Now that I have become a mother, my comparisons and insecurities have translated to my little girl. Don’t get me wrong, I do think my child is the cutest, sweetest little girl ever. I just really worry about her development.
Every Sunday we drop her off at the nursery and there are the other babies in there, walking and talking, many of which are younger than she is. And then there is Ainsley. She’s 15 months old and while she does babble, she has no really consistent words. And she’s not walking. She can take a few steps here and there but for the most part, she gets where she wants to go on her knees.
Now, I don’t blame her for this at all. I blame myself. I blame my poor mothering skills. I blame the fact that I don’t work with her as much as I should.
I guess my real issue here is always wanting to be the best. I want to be better than everyone else and now I’m passing that down to my innocent child. How prideful is that??? Seriously. Hello sin, nice to meet you. Pitiful.

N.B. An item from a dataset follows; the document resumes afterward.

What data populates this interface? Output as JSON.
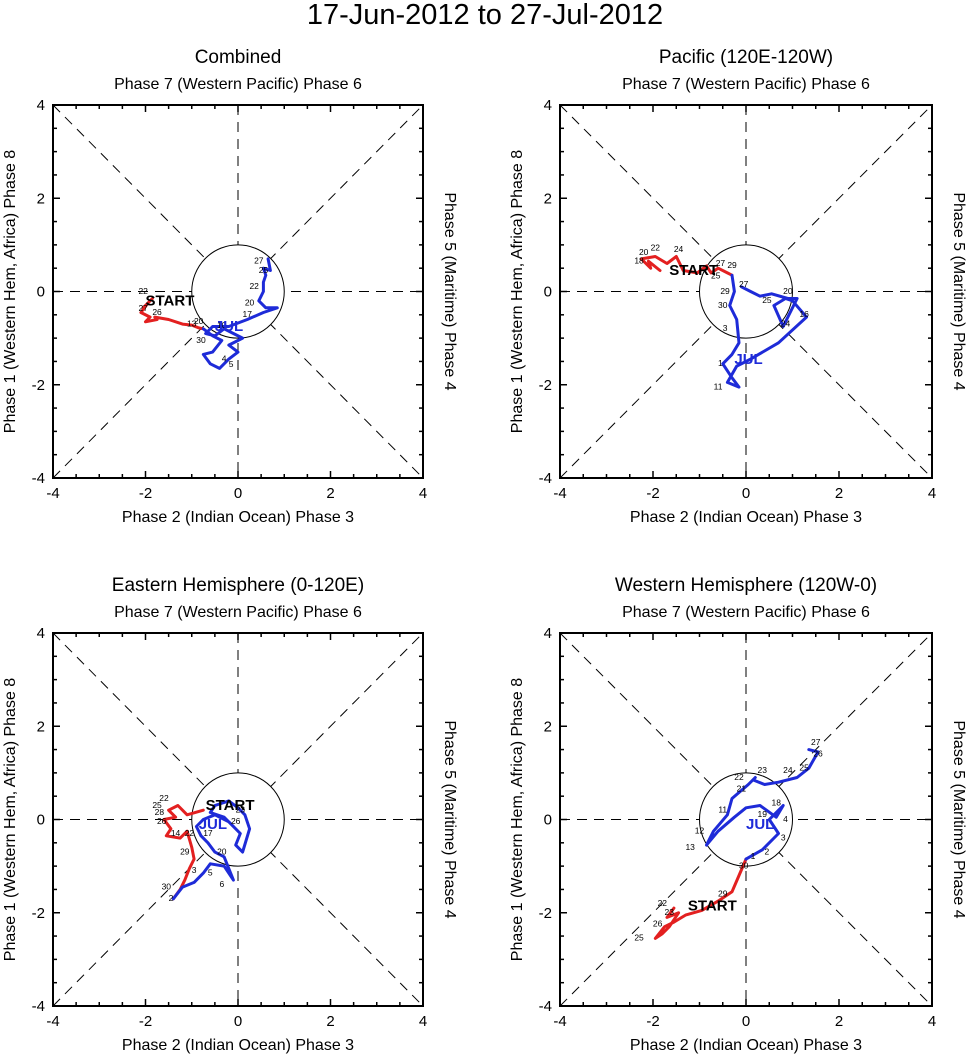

So even now that I am publicly admitting my sin, I am still holding on to it. I am so desperate for being good enough when I fail to recognize that there is never a good enough. We all sin. We all sin differently. Is my sin better or worse than someone else's? No. It's all sin. It's all wrong. It all causes us to need grace.
My prayer today is that I let the Grace of God abound over me. I pray that I recognize sin for what it is. I pray that I can let it go and stop this comparison trap. I pray that my struggle would draw me closer to Jesus.